After several hours of incomprehensible, often wildly inaccurate and unspeakably dreary financial reports, we always came to the same conclusion. We're in the hole, we're sinking, we can't pay the bills, we've got to get asses in seats. We were visited in our homes and interrogated about how much we were giving, and if it wasn't enough by church standards, we were guilt-tripped. This was even true of people on fixed incomes. Later, we were guilt-tripped if we wouldn't tithe. What's wrong with you people, aren't you committed to your faith?

We were shown pie charts and Venn diagrams about giving, and it was explained to us how, if each of us gave 15% of our income, we could make our mortgage and building upkeep commitments with no trouble at all. All we had to do was distribute the burden fairly. So what was the matter with us, why weren't we doing it?

This was all about maintaining a building that in essence was used once a week for a couple of hours.
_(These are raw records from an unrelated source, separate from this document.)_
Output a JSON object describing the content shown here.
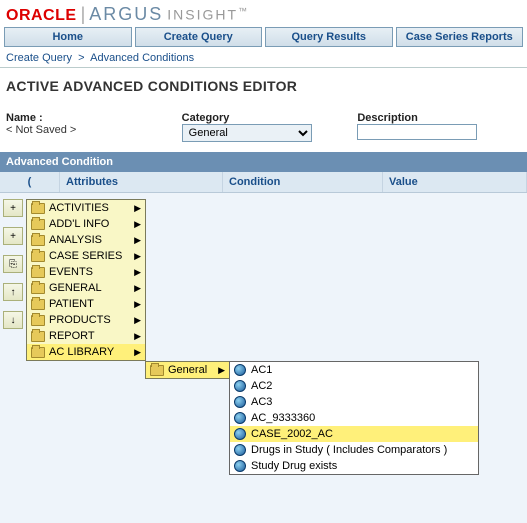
{
  "brand": {
    "oracle": "ORACLE",
    "argus": "ARGUS",
    "insight": "INSIGHT",
    "tm": "™"
  },
  "nav": {
    "home": "Home",
    "create": "Create Query",
    "results": "Query Results",
    "reports": "Case Series Reports"
  },
  "crumb": {
    "a": "Create Query",
    "sep": ">",
    "b": "Advanced Conditions"
  },
  "title": "ACTIVE ADVANCED CONDITIONS EDITOR",
  "form": {
    "name_label": "Name :",
    "name_value": "< Not Saved >",
    "category_label": "Category",
    "category_value": "General",
    "desc_label": "Description",
    "desc_value": ""
  },
  "panel": {
    "head": "Advanced Condition"
  },
  "cols": {
    "c1": "(",
    "c2": "Attributes",
    "c3": "Condition",
    "c4": "Value"
  },
  "tools": {
    "t1": "+",
    "t2": "+",
    "t3": "⎘",
    "t4": "↑",
    "t5": "↓"
  },
  "menu": {
    "items": [
      {
        "label": "ACTIVITIES"
      },
      {
        "label": "ADD'L INFO"
      },
      {
        "label": "ANALYSIS"
      },
      {
        "label": "CASE SERIES"
      },
      {
        "label": "EVENTS"
      },
      {
        "label": "GENERAL"
      },
      {
        "label": "PATIENT"
      },
      {
        "label": "PRODUCTS"
      },
      {
        "label": "REPORT"
      },
      {
        "label": "AC LIBRARY"
      }
    ]
  },
  "submenu": {
    "general": "General"
  },
  "leafs": {
    "items": [
      {
        "label": "AC1"
      },
      {
        "label": "AC2"
      },
      {
        "label": "AC3"
      },
      {
        "label": "AC_9333360"
      },
      {
        "label": "CASE_2002_AC"
      },
      {
        "label": "Drugs in Study ( Includes Comparators )"
      },
      {
        "label": "Study Drug exists"
      }
    ]
  }
}
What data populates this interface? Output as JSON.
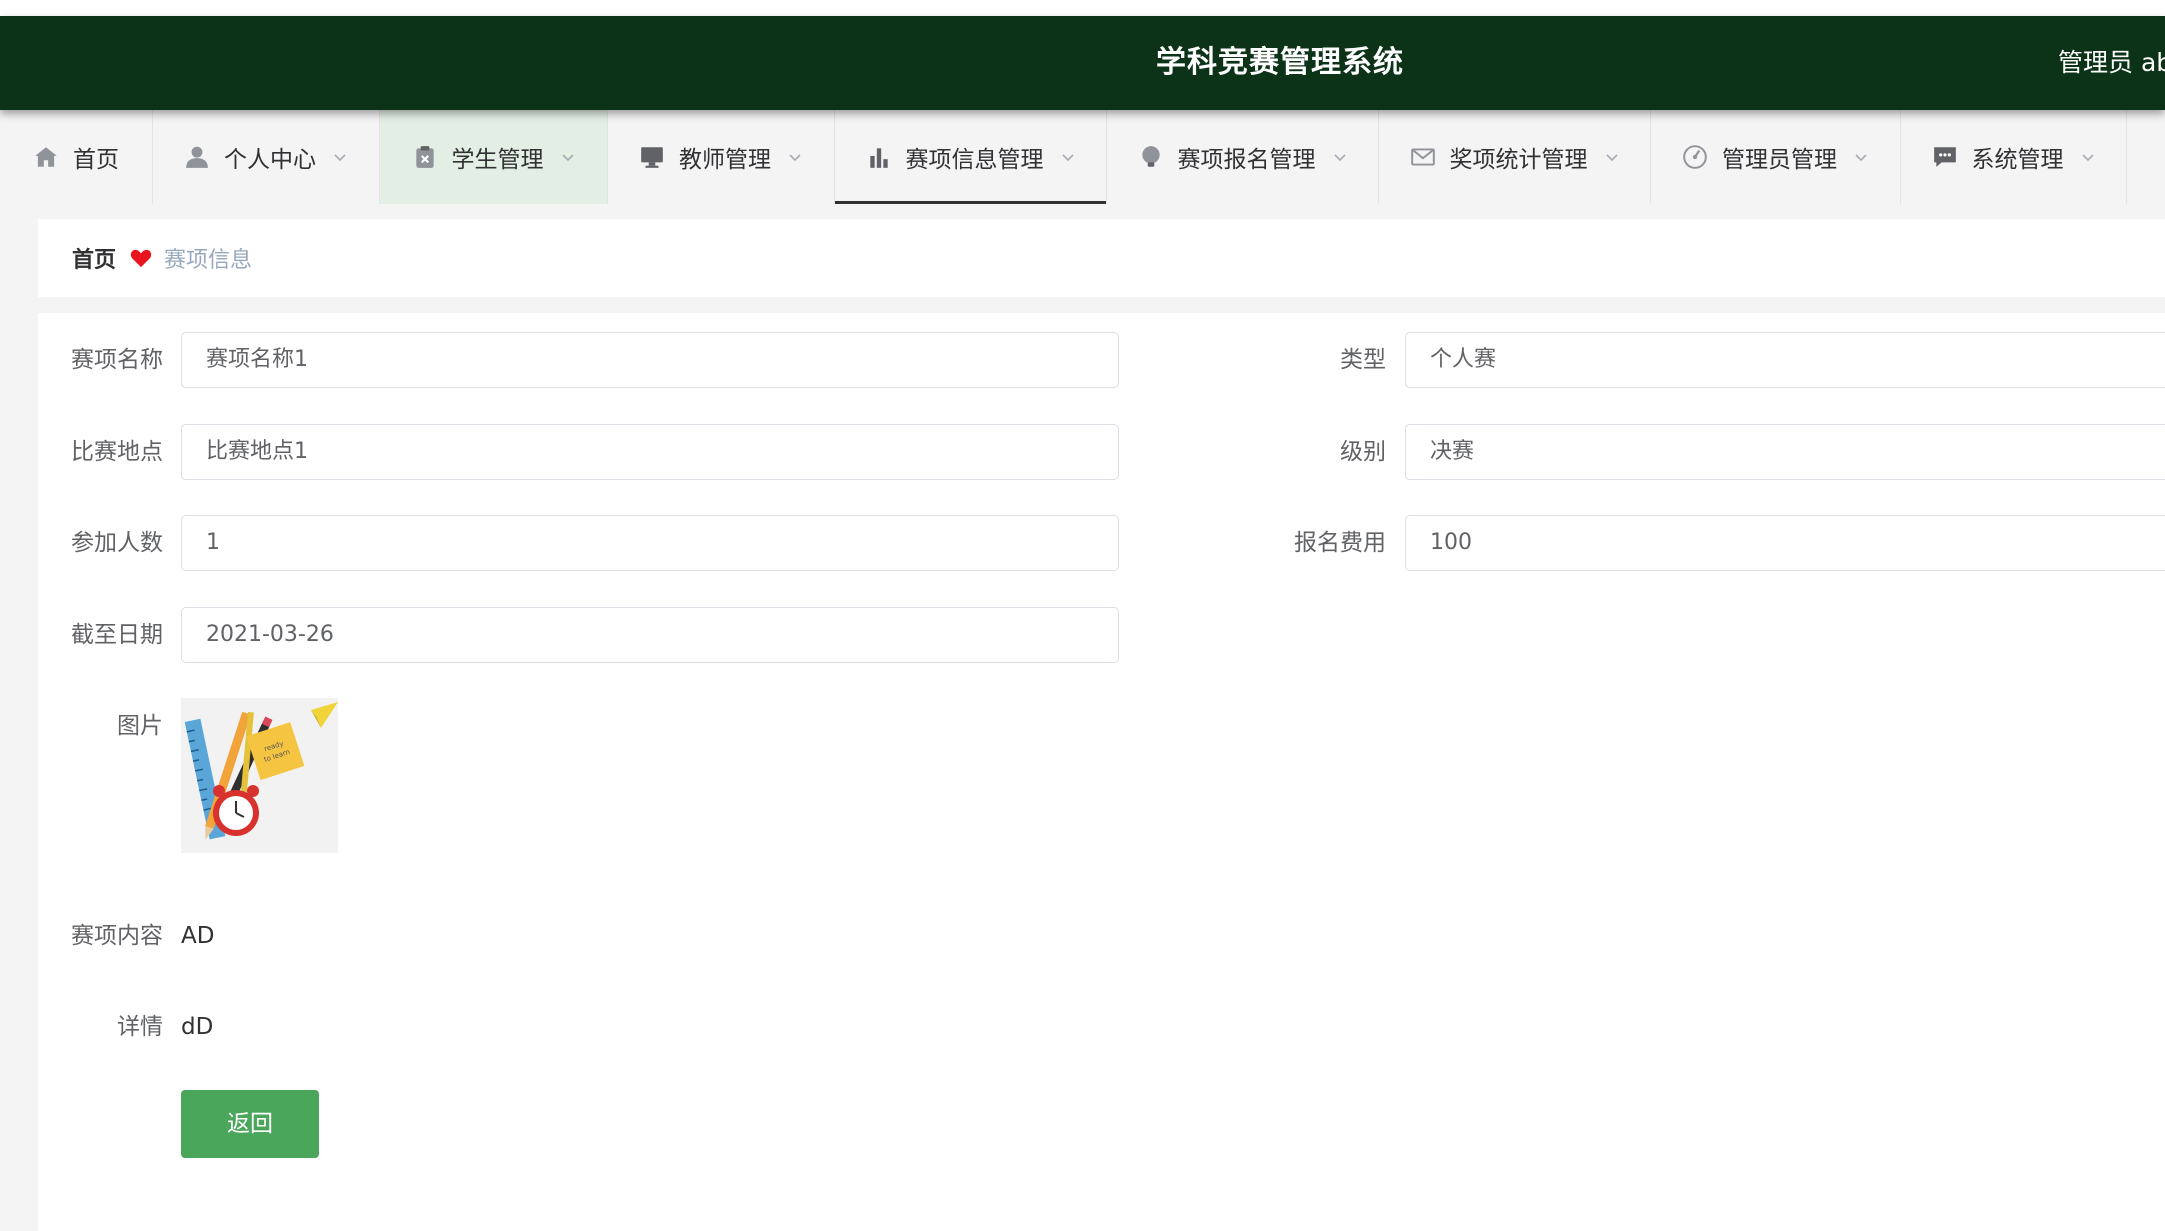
{
  "header": {
    "title": "学科竞赛管理系统",
    "user_label": "管理员 ab"
  },
  "nav": [
    {
      "label": "首页",
      "icon": "home-icon",
      "has_dropdown": false
    },
    {
      "label": "个人中心",
      "icon": "user-icon",
      "has_dropdown": true
    },
    {
      "label": "学生管理",
      "icon": "clipboard-icon",
      "has_dropdown": true
    },
    {
      "label": "教师管理",
      "icon": "monitor-icon",
      "has_dropdown": true
    },
    {
      "label": "赛项信息管理",
      "icon": "bar-chart-icon",
      "has_dropdown": true
    },
    {
      "label": "赛项报名管理",
      "icon": "bulb-icon",
      "has_dropdown": true
    },
    {
      "label": "奖项统计管理",
      "icon": "mail-icon",
      "has_dropdown": true
    },
    {
      "label": "管理员管理",
      "icon": "gauge-icon",
      "has_dropdown": true
    },
    {
      "label": "系统管理",
      "icon": "chat-icon",
      "has_dropdown": true
    }
  ],
  "breadcrumb": {
    "home": "首页",
    "current": "赛项信息"
  },
  "form": {
    "name_label": "赛项名称",
    "name_value": "赛项名称1",
    "type_label": "类型",
    "type_value": "个人赛",
    "location_label": "比赛地点",
    "location_value": "比赛地点1",
    "level_label": "级别",
    "level_value": "决赛",
    "participants_label": "参加人数",
    "participants_value": "1",
    "fee_label": "报名费用",
    "fee_value": "100",
    "deadline_label": "截至日期",
    "deadline_value": "2021-03-26",
    "image_label": "图片",
    "content_label": "赛项内容",
    "content_value": "AD",
    "detail_label": "详情",
    "detail_value": "dD",
    "back_label": "返回"
  },
  "colors": {
    "header_bg": "#0c3318",
    "button_green": "#4aa65b",
    "heart_red": "#e8141e"
  }
}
The rest of the time it had to be heated, repaired, tended to and endlessly fed with OUR money. Squeezed out with guilt.


I've written a lot about religion on this blog (especially lately - God, when does it stop?), in some sort of attempt to come to terms with my role in it, my need for it, and how I outgrew that need. It didn't happen gradually and painlessly, but in a violent yank that shattered my world. Meantime the church goes on chattering about commitment, and it's not to Jesus. Though much is said about homeless people, we don't associate with them and don't want to have them around (in our big, warm, dry, empty sanctuary) because "those people" are offputting, too needy and too much trouble.

So where is God in all this? I don't believe in God any more, or at least, what I do believe is so far from my original concept that you'd have to call me a non-believer now. Atheist and agnostic are terms that piss me off and offend me because they are LABELS, because people affix them and feel sure they have drawn a bead on who you really are. I am not an "anything" except a human being, trying to figure it out as I go along. I suspect there are more of me than most of us care to realize.